The proposed means of achieving massive photon levels is a photon-photon collider in a vacuum hohlraum. The apparatus consists of a high-powered laser, which bombards a slab of gold, producing a high-intensity gamma ray (photons) a hallow space (“hohlraum”) in which is accumulated a thick field of photons produced by another laser. The gamma ray bombards the hohlraum. Out of the other end of the hohlraum some electrons and positrons will fly, according to the English physicists. A shorter, more technical phrasing of the process is that a gamma-ray beam is fired into the high-temperature radiation field of a laser-heated hohlraum.

The theory of converting light into matter and matter into light dates back to 1930, when theoretical physicist Paul Dirac considered that an electron and its antimatter counterpart (a positron) could be annihilated (combined) to produce two photons. Four years later, physicists Gregory Breit and John Wheeler suggested that the reverse could also be true.

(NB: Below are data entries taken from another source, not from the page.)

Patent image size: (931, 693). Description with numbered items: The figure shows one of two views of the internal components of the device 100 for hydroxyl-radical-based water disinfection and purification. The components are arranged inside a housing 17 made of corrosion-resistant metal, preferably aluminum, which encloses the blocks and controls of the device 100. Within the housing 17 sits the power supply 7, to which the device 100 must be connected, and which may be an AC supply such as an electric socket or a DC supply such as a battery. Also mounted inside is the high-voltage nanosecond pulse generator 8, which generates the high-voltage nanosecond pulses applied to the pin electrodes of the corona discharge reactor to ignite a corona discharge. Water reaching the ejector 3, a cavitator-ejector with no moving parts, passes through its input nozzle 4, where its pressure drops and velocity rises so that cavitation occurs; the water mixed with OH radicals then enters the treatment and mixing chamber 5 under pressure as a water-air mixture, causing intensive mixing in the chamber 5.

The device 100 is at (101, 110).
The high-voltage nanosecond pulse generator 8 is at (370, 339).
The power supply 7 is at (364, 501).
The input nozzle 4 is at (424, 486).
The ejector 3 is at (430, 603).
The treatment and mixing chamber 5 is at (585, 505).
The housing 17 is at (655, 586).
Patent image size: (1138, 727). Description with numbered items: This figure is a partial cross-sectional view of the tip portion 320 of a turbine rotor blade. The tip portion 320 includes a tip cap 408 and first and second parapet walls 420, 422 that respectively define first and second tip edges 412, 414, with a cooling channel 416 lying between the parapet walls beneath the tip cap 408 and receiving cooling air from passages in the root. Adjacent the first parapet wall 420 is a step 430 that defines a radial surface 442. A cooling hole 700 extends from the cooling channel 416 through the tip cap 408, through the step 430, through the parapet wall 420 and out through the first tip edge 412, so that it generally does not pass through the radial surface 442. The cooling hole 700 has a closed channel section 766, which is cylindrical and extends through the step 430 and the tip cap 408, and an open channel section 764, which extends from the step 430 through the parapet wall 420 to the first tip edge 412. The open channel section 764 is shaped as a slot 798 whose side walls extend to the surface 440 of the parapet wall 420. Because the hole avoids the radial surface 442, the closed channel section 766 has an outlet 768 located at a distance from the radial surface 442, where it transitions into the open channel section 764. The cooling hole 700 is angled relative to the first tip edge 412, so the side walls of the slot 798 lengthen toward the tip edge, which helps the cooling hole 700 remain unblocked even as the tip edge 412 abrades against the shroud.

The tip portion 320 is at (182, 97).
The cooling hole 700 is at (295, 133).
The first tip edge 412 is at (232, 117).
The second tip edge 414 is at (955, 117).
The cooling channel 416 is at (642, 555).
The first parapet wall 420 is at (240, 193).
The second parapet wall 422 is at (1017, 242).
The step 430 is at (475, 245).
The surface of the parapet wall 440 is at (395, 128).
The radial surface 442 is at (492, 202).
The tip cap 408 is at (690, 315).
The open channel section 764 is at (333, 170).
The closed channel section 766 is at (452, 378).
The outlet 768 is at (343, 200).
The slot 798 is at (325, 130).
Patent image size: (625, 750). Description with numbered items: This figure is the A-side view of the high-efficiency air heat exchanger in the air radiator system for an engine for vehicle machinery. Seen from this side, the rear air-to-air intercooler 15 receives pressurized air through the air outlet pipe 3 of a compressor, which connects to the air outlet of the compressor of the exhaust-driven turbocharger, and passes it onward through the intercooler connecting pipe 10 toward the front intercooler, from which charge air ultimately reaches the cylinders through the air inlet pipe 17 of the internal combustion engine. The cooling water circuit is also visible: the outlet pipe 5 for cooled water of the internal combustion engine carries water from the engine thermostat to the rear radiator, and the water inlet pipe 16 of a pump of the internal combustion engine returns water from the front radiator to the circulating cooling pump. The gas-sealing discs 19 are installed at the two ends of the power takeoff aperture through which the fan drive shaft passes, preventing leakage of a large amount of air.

“It’s breathtaking to think that things we thought are not connected, can in fact be converted to each other: matter and energy, particles and light. Would we be able in the future to convert energy into time and vice versa?” said John Adams Institute, Oxford Director Andrei Seryi of the John Adams Institute on the matter.

Many laboratories around the world have the equipment necessary to perform the experimental photon-photon collisions, the English physicists say, and the experiment is expected to be conducted within the year.